Descartes is generally regarded now as only a quasi-sceptic, since although he describes himself in the Third Meditation as ‘a being that doubts’ he proves only too ready to embrace proofs for the existence of God. Indeed, he regarded himself as the enemy of the new Pyrrhonism in French thought, considering this to be a particularly dangerous trend which needed to be countered if Christian belief was to prevail. Descartes’ brand of scepticism was designed to overcome scepticism: ‘strategic’, in one commentator’s assessment. On the subject of God Descartes’ philosophical radicalism slips. Once that proof is in place, based on principles such as that he has an idea in his mind of a perfect being against which his own imperfection can be measured, Descartes moves rapidly to build-up a series of propositions in which he can believe with complete confidence. In sceptical terms of reference, the existence of God is never really placed in question, which makes Descartes’ project of formulating a theory and system of knowledge considerably easier. As Bernard Williams has observed, The road that Descartes constructed back from the extreme point of the Doubt, and from the world merely of first-personal mental existence which he hoped to have established in the cogito, essentially goes over a religious bridge. Taking his concern to be the foundations of scientific knowledge, these are provided by God; taking it to be the foundations of the possibility of knowledge, these too, and in a more intimate sense, are to be found in God.

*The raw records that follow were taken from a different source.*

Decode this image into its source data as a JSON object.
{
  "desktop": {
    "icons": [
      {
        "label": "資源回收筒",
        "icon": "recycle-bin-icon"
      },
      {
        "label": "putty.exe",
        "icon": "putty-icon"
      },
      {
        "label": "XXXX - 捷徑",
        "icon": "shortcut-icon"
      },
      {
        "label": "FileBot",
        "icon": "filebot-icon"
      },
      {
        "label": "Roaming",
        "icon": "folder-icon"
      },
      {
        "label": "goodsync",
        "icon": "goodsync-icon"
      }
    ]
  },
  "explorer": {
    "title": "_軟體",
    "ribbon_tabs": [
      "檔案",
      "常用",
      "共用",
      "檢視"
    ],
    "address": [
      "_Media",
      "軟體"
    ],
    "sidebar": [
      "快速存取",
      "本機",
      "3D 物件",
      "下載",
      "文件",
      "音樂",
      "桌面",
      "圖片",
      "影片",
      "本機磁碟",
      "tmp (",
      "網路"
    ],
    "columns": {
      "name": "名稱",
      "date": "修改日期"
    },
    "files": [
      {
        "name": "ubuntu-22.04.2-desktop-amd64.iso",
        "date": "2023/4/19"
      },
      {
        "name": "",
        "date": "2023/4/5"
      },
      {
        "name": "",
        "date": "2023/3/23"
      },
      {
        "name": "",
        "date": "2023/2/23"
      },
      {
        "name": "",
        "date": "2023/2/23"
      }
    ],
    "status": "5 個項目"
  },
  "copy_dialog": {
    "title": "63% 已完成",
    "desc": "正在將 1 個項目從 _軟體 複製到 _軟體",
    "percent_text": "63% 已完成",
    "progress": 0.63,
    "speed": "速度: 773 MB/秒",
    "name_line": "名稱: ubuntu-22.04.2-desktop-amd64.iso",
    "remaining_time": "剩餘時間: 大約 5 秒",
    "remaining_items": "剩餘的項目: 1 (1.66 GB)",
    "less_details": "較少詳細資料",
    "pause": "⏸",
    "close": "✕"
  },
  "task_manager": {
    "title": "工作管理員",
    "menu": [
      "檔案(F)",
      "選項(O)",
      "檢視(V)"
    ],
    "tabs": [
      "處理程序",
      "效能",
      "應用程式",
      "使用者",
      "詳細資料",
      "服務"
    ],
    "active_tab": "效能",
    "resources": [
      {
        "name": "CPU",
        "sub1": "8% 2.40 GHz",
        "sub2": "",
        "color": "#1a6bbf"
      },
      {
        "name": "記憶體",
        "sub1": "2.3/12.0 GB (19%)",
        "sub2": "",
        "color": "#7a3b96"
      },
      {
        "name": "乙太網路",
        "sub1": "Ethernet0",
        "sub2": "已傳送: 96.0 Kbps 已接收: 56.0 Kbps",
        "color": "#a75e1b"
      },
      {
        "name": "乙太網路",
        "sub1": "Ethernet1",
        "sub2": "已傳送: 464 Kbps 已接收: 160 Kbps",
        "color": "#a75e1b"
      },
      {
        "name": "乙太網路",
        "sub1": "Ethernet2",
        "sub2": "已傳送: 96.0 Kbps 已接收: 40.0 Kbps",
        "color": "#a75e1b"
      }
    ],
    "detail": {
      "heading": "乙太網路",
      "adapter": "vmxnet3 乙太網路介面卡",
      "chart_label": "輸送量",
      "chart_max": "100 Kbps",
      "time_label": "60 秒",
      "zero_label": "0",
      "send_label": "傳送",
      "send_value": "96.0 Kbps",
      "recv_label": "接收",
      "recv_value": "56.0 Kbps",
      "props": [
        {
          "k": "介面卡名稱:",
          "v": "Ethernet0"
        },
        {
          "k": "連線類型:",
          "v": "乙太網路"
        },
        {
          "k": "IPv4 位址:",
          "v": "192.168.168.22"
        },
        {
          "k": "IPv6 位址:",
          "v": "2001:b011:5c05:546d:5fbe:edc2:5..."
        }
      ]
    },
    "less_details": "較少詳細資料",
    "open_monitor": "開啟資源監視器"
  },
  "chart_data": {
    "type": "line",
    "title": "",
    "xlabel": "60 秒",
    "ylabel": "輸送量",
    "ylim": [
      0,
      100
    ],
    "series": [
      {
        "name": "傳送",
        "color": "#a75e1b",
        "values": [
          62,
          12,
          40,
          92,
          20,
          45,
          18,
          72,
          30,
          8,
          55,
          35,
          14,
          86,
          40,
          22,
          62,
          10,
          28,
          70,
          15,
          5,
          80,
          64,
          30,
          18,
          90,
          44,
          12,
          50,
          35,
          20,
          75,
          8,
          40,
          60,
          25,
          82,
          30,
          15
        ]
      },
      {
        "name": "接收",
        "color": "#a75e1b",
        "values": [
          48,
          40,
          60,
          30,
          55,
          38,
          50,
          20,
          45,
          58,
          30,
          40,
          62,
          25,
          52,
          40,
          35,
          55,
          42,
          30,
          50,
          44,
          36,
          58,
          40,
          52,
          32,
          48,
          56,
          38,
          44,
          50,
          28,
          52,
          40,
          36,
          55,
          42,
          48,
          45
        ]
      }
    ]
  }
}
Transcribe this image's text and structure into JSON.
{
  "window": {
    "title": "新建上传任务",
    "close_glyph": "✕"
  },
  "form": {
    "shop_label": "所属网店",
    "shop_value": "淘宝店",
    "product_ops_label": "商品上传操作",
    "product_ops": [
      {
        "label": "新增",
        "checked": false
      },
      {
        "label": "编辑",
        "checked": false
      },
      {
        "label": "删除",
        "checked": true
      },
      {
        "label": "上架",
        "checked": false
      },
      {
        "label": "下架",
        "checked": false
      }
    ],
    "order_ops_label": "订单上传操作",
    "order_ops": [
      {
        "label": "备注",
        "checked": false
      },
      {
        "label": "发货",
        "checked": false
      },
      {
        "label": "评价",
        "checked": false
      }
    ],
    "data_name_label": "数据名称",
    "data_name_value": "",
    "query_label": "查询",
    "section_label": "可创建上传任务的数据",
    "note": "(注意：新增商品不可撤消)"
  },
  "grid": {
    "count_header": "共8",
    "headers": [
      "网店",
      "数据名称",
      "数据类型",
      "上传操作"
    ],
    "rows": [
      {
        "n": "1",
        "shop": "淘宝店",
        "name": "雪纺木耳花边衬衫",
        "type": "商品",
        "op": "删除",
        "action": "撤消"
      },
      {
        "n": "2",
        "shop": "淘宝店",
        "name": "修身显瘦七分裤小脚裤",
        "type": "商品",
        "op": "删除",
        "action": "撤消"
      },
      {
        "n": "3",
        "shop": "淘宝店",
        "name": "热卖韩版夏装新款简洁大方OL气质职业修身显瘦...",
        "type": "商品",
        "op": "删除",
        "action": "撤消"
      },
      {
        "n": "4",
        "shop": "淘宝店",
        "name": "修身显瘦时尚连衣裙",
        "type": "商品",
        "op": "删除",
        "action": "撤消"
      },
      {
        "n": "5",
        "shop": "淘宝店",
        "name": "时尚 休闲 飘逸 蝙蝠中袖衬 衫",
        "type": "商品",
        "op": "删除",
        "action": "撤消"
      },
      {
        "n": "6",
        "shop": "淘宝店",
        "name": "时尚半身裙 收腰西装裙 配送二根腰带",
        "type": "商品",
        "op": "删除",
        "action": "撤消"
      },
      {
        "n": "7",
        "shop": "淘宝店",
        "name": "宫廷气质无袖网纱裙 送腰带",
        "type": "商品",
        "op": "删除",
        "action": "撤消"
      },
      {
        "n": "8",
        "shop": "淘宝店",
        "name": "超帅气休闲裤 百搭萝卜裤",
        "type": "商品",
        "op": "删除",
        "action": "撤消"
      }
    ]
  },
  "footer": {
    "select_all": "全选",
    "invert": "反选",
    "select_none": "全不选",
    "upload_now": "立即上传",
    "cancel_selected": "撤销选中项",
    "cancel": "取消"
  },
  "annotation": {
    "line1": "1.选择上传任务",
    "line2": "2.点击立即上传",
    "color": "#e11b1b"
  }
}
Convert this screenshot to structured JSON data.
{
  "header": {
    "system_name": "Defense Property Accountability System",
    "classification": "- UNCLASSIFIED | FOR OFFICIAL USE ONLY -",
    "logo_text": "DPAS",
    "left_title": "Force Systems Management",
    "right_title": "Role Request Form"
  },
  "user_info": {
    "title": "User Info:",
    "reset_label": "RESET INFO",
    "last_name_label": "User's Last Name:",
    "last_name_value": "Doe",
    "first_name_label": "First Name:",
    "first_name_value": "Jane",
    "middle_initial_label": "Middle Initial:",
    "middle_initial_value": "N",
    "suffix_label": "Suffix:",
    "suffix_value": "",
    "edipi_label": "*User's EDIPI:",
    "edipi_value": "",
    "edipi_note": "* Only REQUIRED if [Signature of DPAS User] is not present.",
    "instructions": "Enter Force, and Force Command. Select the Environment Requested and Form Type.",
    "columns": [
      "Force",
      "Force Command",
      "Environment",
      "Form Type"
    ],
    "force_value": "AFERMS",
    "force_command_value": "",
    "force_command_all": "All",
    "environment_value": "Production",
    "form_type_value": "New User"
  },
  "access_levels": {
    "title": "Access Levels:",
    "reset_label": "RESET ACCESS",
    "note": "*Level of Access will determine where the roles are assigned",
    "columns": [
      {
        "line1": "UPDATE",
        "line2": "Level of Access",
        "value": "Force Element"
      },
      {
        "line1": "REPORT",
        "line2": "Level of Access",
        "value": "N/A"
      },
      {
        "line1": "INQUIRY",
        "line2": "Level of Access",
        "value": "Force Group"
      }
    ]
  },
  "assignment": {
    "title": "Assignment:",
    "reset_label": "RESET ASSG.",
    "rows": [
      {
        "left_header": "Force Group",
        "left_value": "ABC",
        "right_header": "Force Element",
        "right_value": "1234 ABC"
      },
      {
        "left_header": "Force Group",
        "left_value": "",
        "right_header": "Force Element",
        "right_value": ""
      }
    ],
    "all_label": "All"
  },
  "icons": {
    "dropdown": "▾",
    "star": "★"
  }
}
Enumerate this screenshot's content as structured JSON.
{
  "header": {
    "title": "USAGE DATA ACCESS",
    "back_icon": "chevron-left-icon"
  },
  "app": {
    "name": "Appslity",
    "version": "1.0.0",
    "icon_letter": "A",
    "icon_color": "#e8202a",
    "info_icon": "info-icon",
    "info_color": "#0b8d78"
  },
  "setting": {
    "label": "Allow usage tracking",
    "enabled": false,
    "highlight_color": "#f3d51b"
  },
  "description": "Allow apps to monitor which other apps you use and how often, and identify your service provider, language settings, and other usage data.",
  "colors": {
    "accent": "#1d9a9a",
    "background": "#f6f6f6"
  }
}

The belief undermines the scepticism, in other words, whereas for the true sceptic it would be the other way around: faith would be out of bounds as a basis for proof, yet another unsubstantiated assumption looking around in vain for a criterion to justify it.

Ultimately, Descartes is not really a philosopher who leaves one feeling too ‘uncomfortable’, although he does succeed in establishing scepticism as a key element in modern philosophical discourse. As one commentator has put it, the irony of Descartes’ researches is that ‘[h]is “refutation” of scepticism left it in better shape than before’. Negatively oriented though it may be, scepticism is nevertheless now firmly a part of the philosophical mainstream.